I Tried to Be “That Girl”—Then Forgot Who This Girl Was
It started with a TikTok. A little morning routine, a matcha latte, a clean white sheet, and suddenly I was spiraling.
I reorganized my shelf. I downloaded six productivity apps. I deleted half my closet.
All in the name of ✨the aesthetic.✨
And then it happened—I looked at myself and thought: Wait… who even is this?
That, my friends, is what we call aesthetic overwhelm.
When the need to “look like the vibe” replaces your ability to feel like yourself.
📱 What Is Aesthetic Overload?

Aesthetic overload is the emotional burnout that happens when you consume too many curated visuals—and start confusing them with your identity.
It’s when:
- You start a “coquette” Pinterest board while shopping for cottagecore mugs
- You buy the clean girl starter pack even though you’re a chaotic maximalist
- You feel bad for not having an aesthetic
- You don’t know if you like something—or if the algorithm told you to like it
In a world where vibes go viral weekly, it’s easy to feel like your identity is a shapeshifting moodboard that never sticks.
And yes, it is exhausting trying to rebrand your soul every 3 weeks.
📦 Where It Shows Up
You might be suffering from aesthetic overload if:
- You say “I need a whole new vibe” at least once a month
- You’ve thrifted for a trend you didn’t even like that much
- You change your phone wallpaper more often than your pillowcases
- You don’t know what your “personal style” even means anymore
- You get anxious scrolling because everything is cute but nothing feels like you
This goes deeper than digital clutter—it’s emotional whiplash.
🤳🏽 TikTok, Capitalism, and the Crisis of Self-Curation

Let’s get honest: platforms like TikTok don’t just encourage trends—they demand aesthetic performance.
Your home, your outfits, your habits, your freaking journal—all of it is suddenly up for public aesthetic review.
And while curating your vibe can be fun, when everything becomes part of your “brand,” it creates a weird pressure to:
- Live in a constant “reveal” state
- Look perfect in ways that don’t match your reality
- Abandon the parts of you that feel unmarketable
It’s giving ✨internalized brand manager✨. And baby, you’re not a business campaign.
🧠 The Science-y Side: Decision Fatigue & Identity Confusion
Your brain can only handle so many inputs before it glitches.
Psychologists call this decision fatigue—the more options and choices you’re exposed to, the harder it becomes to make any of them with clarity.
Add the identity confusion that comes from trying to shape-shift for likes, and you get:
- Anxiety
- Emotional burnout
- Insecurity masked as “inspiration”
Aesthetic overload isn’t just a trend—it’s a nervous system response.
💡 Reclaiming Your Visual Identity (Without the Existential Crisis)
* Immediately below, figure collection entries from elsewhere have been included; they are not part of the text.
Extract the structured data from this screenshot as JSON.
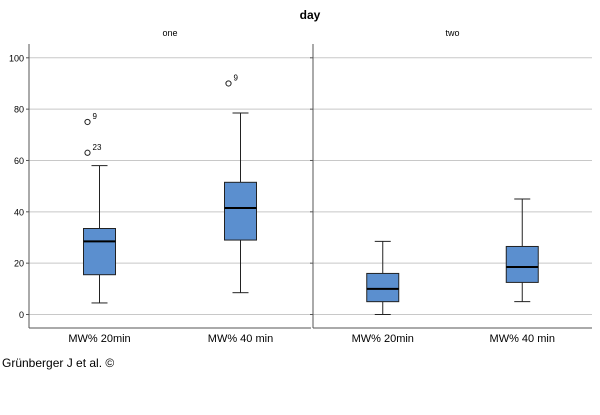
{
  "chart_data": {
    "type": "boxplot",
    "title": "day",
    "xlabel": "",
    "ylabel": "",
    "ylim": [
      0,
      100
    ],
    "yticks": [
      0,
      20,
      40,
      60,
      80,
      100
    ],
    "grid": true,
    "box_color": "#5b8fcf",
    "panels": [
      {
        "label": "one",
        "categories": [
          "MW% 20min",
          "MW% 40 min"
        ],
        "boxes": [
          {
            "min": 4.5,
            "q1": 15.5,
            "median": 28.5,
            "q3": 33.5,
            "max": 58,
            "outliers": [
              {
                "value": 75,
                "label": "9"
              },
              {
                "value": 63,
                "label": "23"
              }
            ]
          },
          {
            "min": 8.5,
            "q1": 29,
            "median": 41.5,
            "q3": 51.5,
            "max": 78.5,
            "outliers": [
              {
                "value": 90,
                "label": "9"
              }
            ]
          }
        ]
      },
      {
        "label": "two",
        "categories": [
          "MW% 20min",
          "MW% 40 min"
        ],
        "boxes": [
          {
            "min": 0,
            "q1": 5,
            "median": 10,
            "q3": 16,
            "max": 28.5,
            "outliers": []
          },
          {
            "min": 5,
            "q1": 12.5,
            "median": 18.5,
            "q3": 26.5,
            "max": 45,
            "outliers": []
          }
        ]
      }
    ]
  },
  "credit": "Grünberger J et al. ©"
}
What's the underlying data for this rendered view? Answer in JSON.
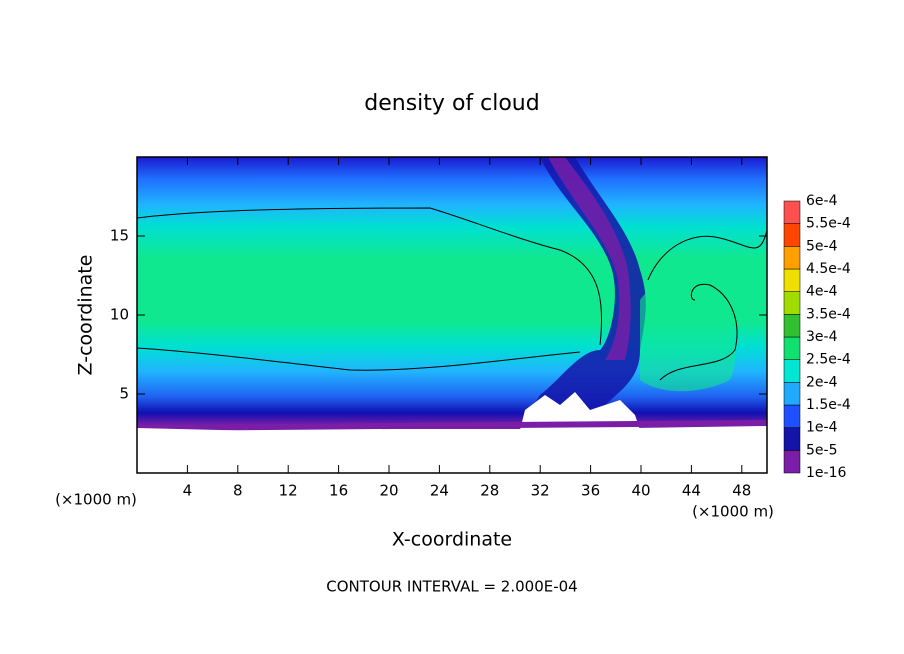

Let’s get your vibe back—without the meltdown.
Here’s how I’m soft-resetting my relationship to aesthetics:
1. ✂️ Unfollow for Clarity
Yes, even the cute accounts. Even the ones you “might want inspo from later.”
The more noise you remove, the more you hear your own visual voice.
2. 💭 Ask “Do I Like This or Do I Like Their Life?”
Sometimes we’re not chasing the aesthetic—we’re chasing the feeling of ease, money, thinness, or friendship we think it represents.
Separate the look from the lifestyle and watch your clarity rise.
3. 🎨 Build a Moodboard Based on Emotion, Not Trend
Don’t type in “soft girl aesthetic.” Type in how you want to feel.
Try words like:
- grounded
- magical
- powerful
- dreamy
- safe
Let the visuals follow the vibe—not the other way around.
4. 🧼 Use Your Own Photos
Take screenshots of your favorite moments. The messy ones. The happy ones. The ones that feel most like home.
Make them your moodboard foundation. Add aesthetic touches on top only if they enhance the real you.
5. 🌈 Embrace Your Visual Contradictions
You can be “bimbo-coded” and “clean girl.”
You can love black leather and soft pinks.
You can live in a maximalist mess and still have the soul of a matcha mom.
You’re not inconsistent—you’re complex.
You’re the whole Pinterest board. Not just one pin.
🛠️ Optional Reset Exercise: Build Your “I’m Actually Like This” Board
Step 1: Create a new moodboard folder.
Step 2: Add only images, quotes, textures, and colors that feel like you, not your feed.
Step 3: Title it “I’m Actually Like This.”
Keep it private. Let it evolve. Let it be ugly. Let it be you.
💬 Final Thoughts: Your Aesthetic Doesn’t Have to Be a Niche

Here’s the truth: your identity is not a preset.
You are not an aesthetic trend.
You are not a productivity system.
Or a filter.
Or a vibe to be consumed.
You are a whole story. A full season. A series arc.
And your aesthetic is allowed to change—because so are you.